Founder Plans to Sell Hyundai Motor Stake
SEOUL — The Hyundai Group said Sunday that founder Chung Ju Yung will sell a 6.1% stake in Hyundai Motor by the end of the year as part of its restructuring effort.
Hyundai will use the money, expected to be about $200 million, to buy three-year corporate bonds issued by ailing Hyundai Engineering & Construction Co.
“We sincerely apologize for causing concerns to the people and stockholders,” Kim Jae Soo, head of Hyundai’s corporate restructuring committee, said at a news conference. “We will faithfully restructure to earn back the market trust.”
The company’s founder will keep a 3% stake in Hyundai Motor, he said.

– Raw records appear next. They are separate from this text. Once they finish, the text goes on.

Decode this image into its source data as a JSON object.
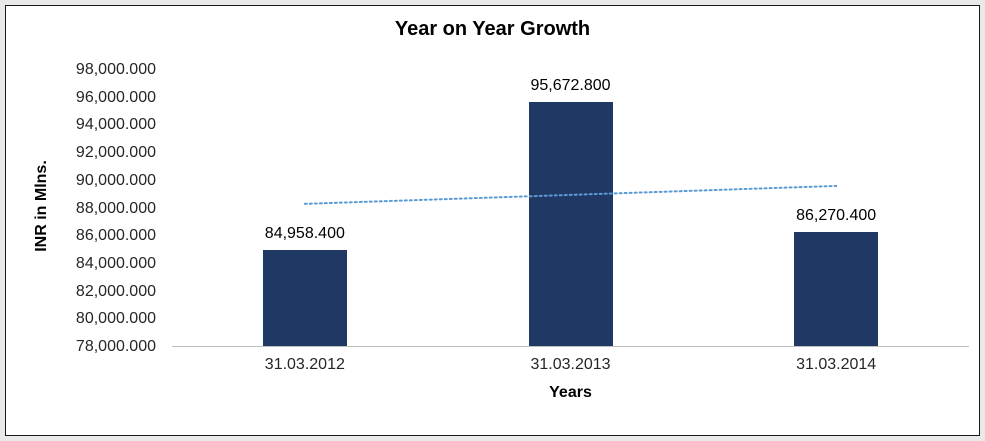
{
  "chart_data": {
    "type": "bar",
    "title": "Year on Year Growth",
    "xlabel": "Years",
    "ylabel": "INR in Mlns.",
    "categories": [
      "31.03.2012",
      "31.03.2013",
      "31.03.2014"
    ],
    "values": [
      84958.4,
      95672.8,
      86270.4
    ],
    "value_labels": [
      "84,958.400",
      "95,672.800",
      "86,270.400"
    ],
    "ylim": [
      78000,
      98000
    ],
    "ytick_step": 2000,
    "ytick_labels": [
      "78,000.000",
      "80,000.000",
      "82,000.000",
      "84,000.000",
      "86,000.000",
      "88,000.000",
      "90,000.000",
      "92,000.000",
      "94,000.000",
      "96,000.000",
      "98,000.000"
    ],
    "bar_color": "#1F3864",
    "grid": false,
    "legend": false,
    "trendline": {
      "style": "dotted",
      "color": "#5B9BD5",
      "start_value": 88300,
      "end_value": 89600
    }
  }
}
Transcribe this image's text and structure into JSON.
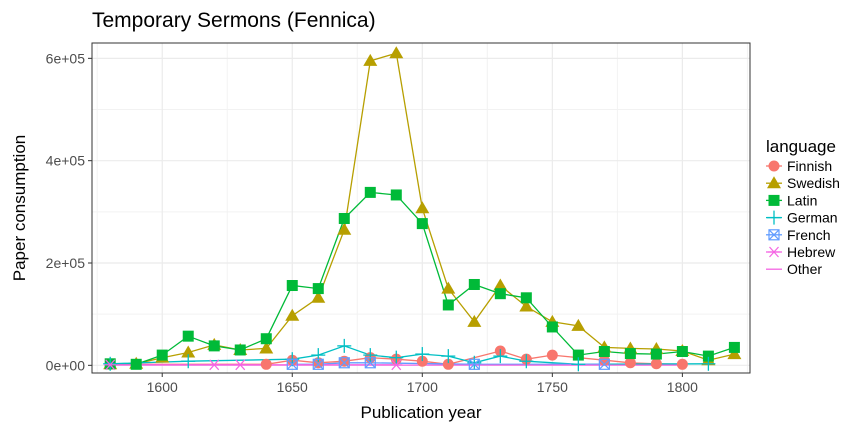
{
  "chart_data": {
    "type": "line",
    "title": "Temporary Sermons (Fennica)",
    "xlabel": "Publication year",
    "ylabel": "Paper consumption",
    "xlim": [
      1573,
      1826
    ],
    "ylim": [
      -15000,
      630000
    ],
    "x_ticks": [
      1600,
      1650,
      1700,
      1750,
      1800
    ],
    "x_tick_labels": [
      "1600",
      "1650",
      "1700",
      "1750",
      "1800"
    ],
    "y_ticks": [
      0,
      200000,
      400000,
      600000
    ],
    "y_tick_labels": [
      "0e+00",
      "2e+05",
      "4e+05",
      "6e+05"
    ],
    "grid": true,
    "legend_title": "language",
    "legend_position": "right",
    "series": [
      {
        "name": "Finnish",
        "color": "#F8766D",
        "marker": "circle",
        "x": [
          1580,
          1640,
          1650,
          1660,
          1670,
          1680,
          1690,
          1700,
          1710,
          1730,
          1740,
          1750,
          1770,
          1780,
          1790,
          1800
        ],
        "values": [
          2000,
          2000,
          10000,
          5000,
          8000,
          15000,
          12000,
          8000,
          2000,
          28000,
          12000,
          20000,
          10000,
          5000,
          3000,
          2000
        ]
      },
      {
        "name": "Swedish",
        "color": "#B79F00",
        "marker": "triangle",
        "x": [
          1580,
          1590,
          1600,
          1610,
          1620,
          1630,
          1640,
          1650,
          1660,
          1670,
          1680,
          1690,
          1700,
          1710,
          1720,
          1730,
          1740,
          1750,
          1760,
          1770,
          1780,
          1790,
          1800,
          1810,
          1820
        ],
        "values": [
          2000,
          3000,
          15000,
          25000,
          40000,
          30000,
          33000,
          97000,
          132000,
          265000,
          595000,
          610000,
          307000,
          150000,
          85000,
          156000,
          115000,
          85000,
          77000,
          35000,
          33000,
          32000,
          28000,
          10000,
          22000
        ]
      },
      {
        "name": "Latin",
        "color": "#00BA38",
        "marker": "square",
        "x": [
          1580,
          1590,
          1600,
          1610,
          1620,
          1630,
          1640,
          1650,
          1660,
          1670,
          1680,
          1690,
          1700,
          1710,
          1720,
          1730,
          1740,
          1750,
          1760,
          1770,
          1780,
          1790,
          1800,
          1810,
          1820
        ],
        "values": [
          3000,
          2000,
          20000,
          57000,
          38000,
          30000,
          52000,
          156000,
          150000,
          287000,
          338000,
          333000,
          277000,
          118000,
          158000,
          140000,
          132000,
          75000,
          20000,
          27000,
          23000,
          22000,
          27000,
          18000,
          35000
        ]
      },
      {
        "name": "German",
        "color": "#00BFC4",
        "marker": "plus",
        "x": [
          1580,
          1610,
          1650,
          1660,
          1670,
          1680,
          1690,
          1700,
          1710,
          1720,
          1730,
          1740,
          1760,
          1810
        ],
        "values": [
          3000,
          8000,
          12000,
          20000,
          38000,
          20000,
          15000,
          22000,
          18000,
          5000,
          18000,
          8000,
          2000,
          3000
        ]
      },
      {
        "name": "French",
        "color": "#619CFF",
        "marker": "boxcross",
        "x": [
          1650,
          1660,
          1670,
          1680,
          1720,
          1770
        ],
        "values": [
          2000,
          2000,
          5000,
          5000,
          2000,
          2000
        ]
      },
      {
        "name": "Hebrew",
        "color": "#F564E3",
        "marker": "asterisk",
        "x": [
          1580,
          1620,
          1630,
          1690
        ],
        "values": [
          1000,
          1000,
          1000,
          1000
        ]
      },
      {
        "name": "Other",
        "color": "#F564E3",
        "marker": "none",
        "x": [
          1580,
          1650,
          1700,
          1750,
          1800
        ],
        "values": [
          500,
          500,
          500,
          500,
          500
        ]
      }
    ]
  }
}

The sale of the stake would clear the way for Hyundai Motor to be separated from the Hyundai Group and become an independent company, speeding restructuring and easing the cash crunch at Hyundai Engineering, Kim said.
A typical South Korean conglomerate, is a network of several dozen affiliates interlocked through cross-funding.

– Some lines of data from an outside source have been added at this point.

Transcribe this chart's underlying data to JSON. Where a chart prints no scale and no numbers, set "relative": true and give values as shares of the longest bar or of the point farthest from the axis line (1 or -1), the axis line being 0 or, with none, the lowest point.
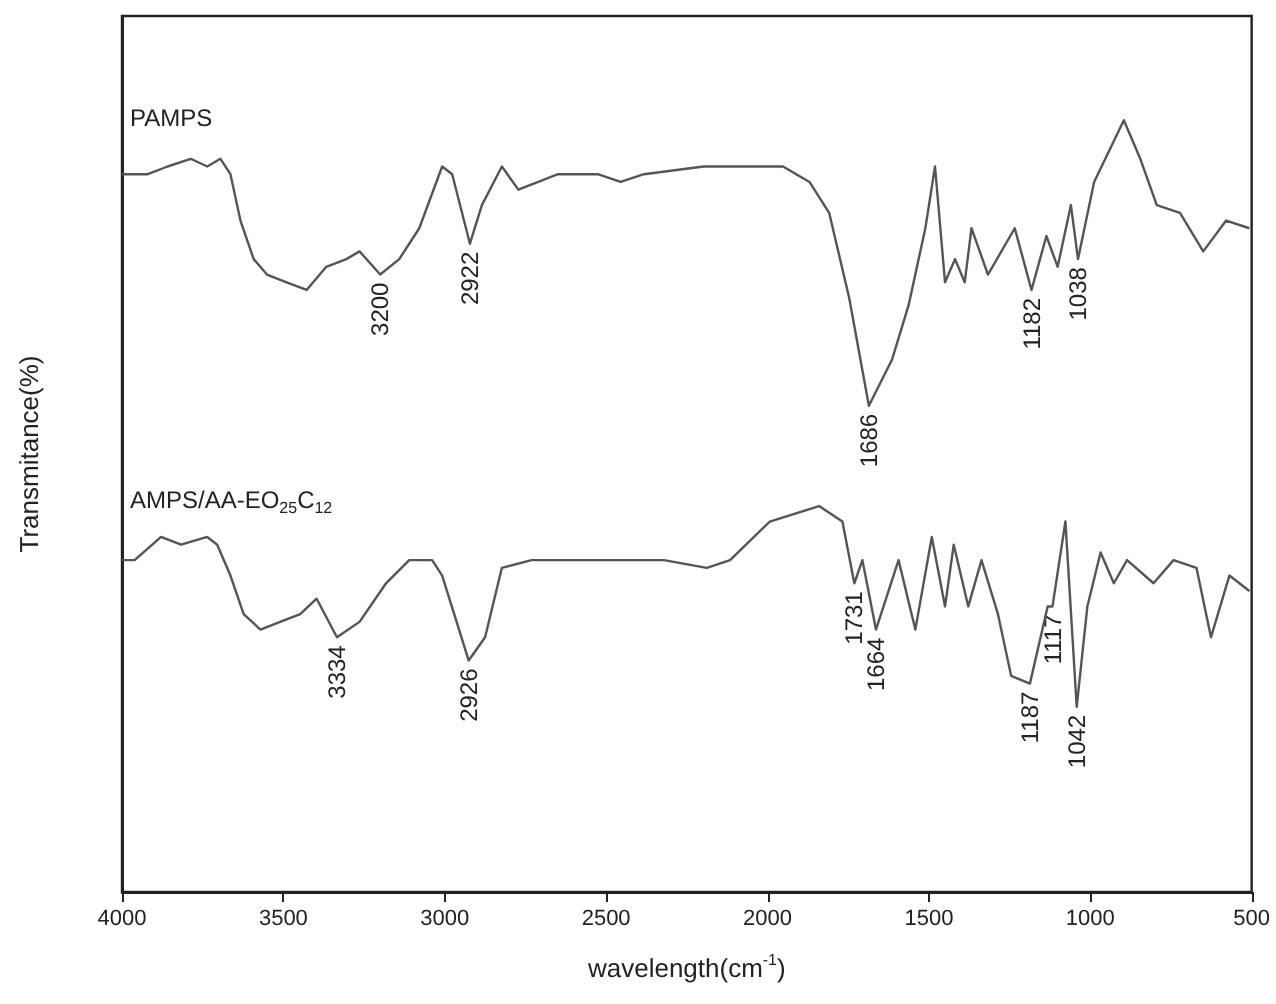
{
  "chart_data": {
    "type": "line",
    "relative": true,
    "xlabel": "wavelength(cm$^{-1}$)",
    "ylabel": "Transmitance(%)",
    "xlim": [
      4000,
      500
    ],
    "xticks": [
      4000,
      3500,
      3000,
      2500,
      2000,
      1500,
      1000,
      500
    ],
    "legend": false,
    "grid": false,
    "marker": "none",
    "series": [
      {
        "name": "PAMPS",
        "color": "#555555",
        "x": [
          4000,
          3920,
          3859,
          3787,
          3736,
          3695,
          3664,
          3633,
          3592,
          3551,
          3490,
          3428,
          3367,
          3305,
          3264,
          3200,
          3141,
          3079,
          3008,
          2977,
          2922,
          2885,
          2823,
          2772,
          2649,
          2526,
          2455,
          2383,
          2198,
          2116,
          1952,
          1870,
          1809,
          1747,
          1686,
          1614,
          1563,
          1511,
          1481,
          1450,
          1419,
          1389,
          1368,
          1317,
          1234,
          1182,
          1136,
          1101,
          1060,
          1038,
          988,
          896,
          845,
          794,
          722,
          650,
          579,
          507
        ],
        "values": [
          0.93,
          0.93,
          0.94,
          0.95,
          0.94,
          0.95,
          0.93,
          0.87,
          0.82,
          0.8,
          0.79,
          0.78,
          0.81,
          0.82,
          0.83,
          0.8,
          0.82,
          0.86,
          0.94,
          0.93,
          0.84,
          0.89,
          0.94,
          0.91,
          0.93,
          0.93,
          0.92,
          0.93,
          0.94,
          0.94,
          0.94,
          0.92,
          0.88,
          0.77,
          0.63,
          0.69,
          0.76,
          0.86,
          0.94,
          0.79,
          0.82,
          0.79,
          0.86,
          0.8,
          0.86,
          0.78,
          0.85,
          0.81,
          0.89,
          0.82,
          0.92,
          1.0,
          0.95,
          0.89,
          0.88,
          0.83,
          0.87,
          0.86
        ]
      },
      {
        "name": "AMPS/AA-EO$_{25}$C$_{12}$",
        "color": "#555555",
        "x": [
          4000,
          3961,
          3879,
          3817,
          3736,
          3705,
          3664,
          3623,
          3571,
          3510,
          3448,
          3397,
          3334,
          3264,
          3182,
          3110,
          3039,
          3008,
          2926,
          2875,
          2823,
          2731,
          2608,
          2485,
          2321,
          2188,
          2116,
          1993,
          1840,
          1768,
          1731,
          1706,
          1664,
          1594,
          1542,
          1491,
          1450,
          1423,
          1378,
          1337,
          1286,
          1245,
          1187,
          1132,
          1117,
          1077,
          1042,
          1009,
          968,
          927,
          886,
          804,
          742,
          671,
          626,
          569,
          507
        ],
        "values": [
          0.43,
          0.43,
          0.46,
          0.45,
          0.46,
          0.45,
          0.41,
          0.36,
          0.34,
          0.35,
          0.36,
          0.38,
          0.33,
          0.35,
          0.4,
          0.43,
          0.43,
          0.41,
          0.3,
          0.33,
          0.42,
          0.43,
          0.43,
          0.43,
          0.43,
          0.42,
          0.43,
          0.48,
          0.5,
          0.48,
          0.4,
          0.43,
          0.34,
          0.43,
          0.34,
          0.46,
          0.37,
          0.45,
          0.37,
          0.43,
          0.36,
          0.28,
          0.27,
          0.37,
          0.37,
          0.48,
          0.24,
          0.37,
          0.44,
          0.4,
          0.43,
          0.4,
          0.43,
          0.42,
          0.33,
          0.41,
          0.39
        ]
      }
    ],
    "annotations": [
      {
        "text": "3200",
        "x": 3200,
        "y": 0.8
      },
      {
        "text": "2922",
        "x": 2922,
        "y": 0.84
      },
      {
        "text": "1686",
        "x": 1686,
        "y": 0.63
      },
      {
        "text": "1182",
        "x": 1182,
        "y": 0.78
      },
      {
        "text": "1038",
        "x": 1038,
        "y": 0.82
      },
      {
        "text": "3334",
        "x": 3334,
        "y": 0.33
      },
      {
        "text": "2926",
        "x": 2926,
        "y": 0.3
      },
      {
        "text": "1731",
        "x": 1731,
        "y": 0.4
      },
      {
        "text": "1664",
        "x": 1664,
        "y": 0.34
      },
      {
        "text": "1187",
        "x": 1187,
        "y": 0.27
      },
      {
        "text": "1117",
        "x": 1117,
        "y": 0.37
      },
      {
        "text": "1042",
        "x": 1042,
        "y": 0.24
      }
    ]
  }
}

By holding large chunks of shares in a few key companies, families influence the entire business group. Fathers place sons in key management posts.
The conglomerates recklessly expanded through cheap loans obtained by collusive relations with past military-backed governments during the nation’s boom years, until the 1980s.
But sales failed to meet investment when the nation was struck by the regional financial crisis in 1997, and some of the weaker ones collapsed, forcing South Korea to accept a $58-billion bailout from the International Monetary Fund.
President Kim Dae Jung’s administration has pledged to restructure the nation’s finance sector and the conglomerates. The Financial Supervisory Commission, watchdog for corporate restructuring, welcomed Sunday’s announcement.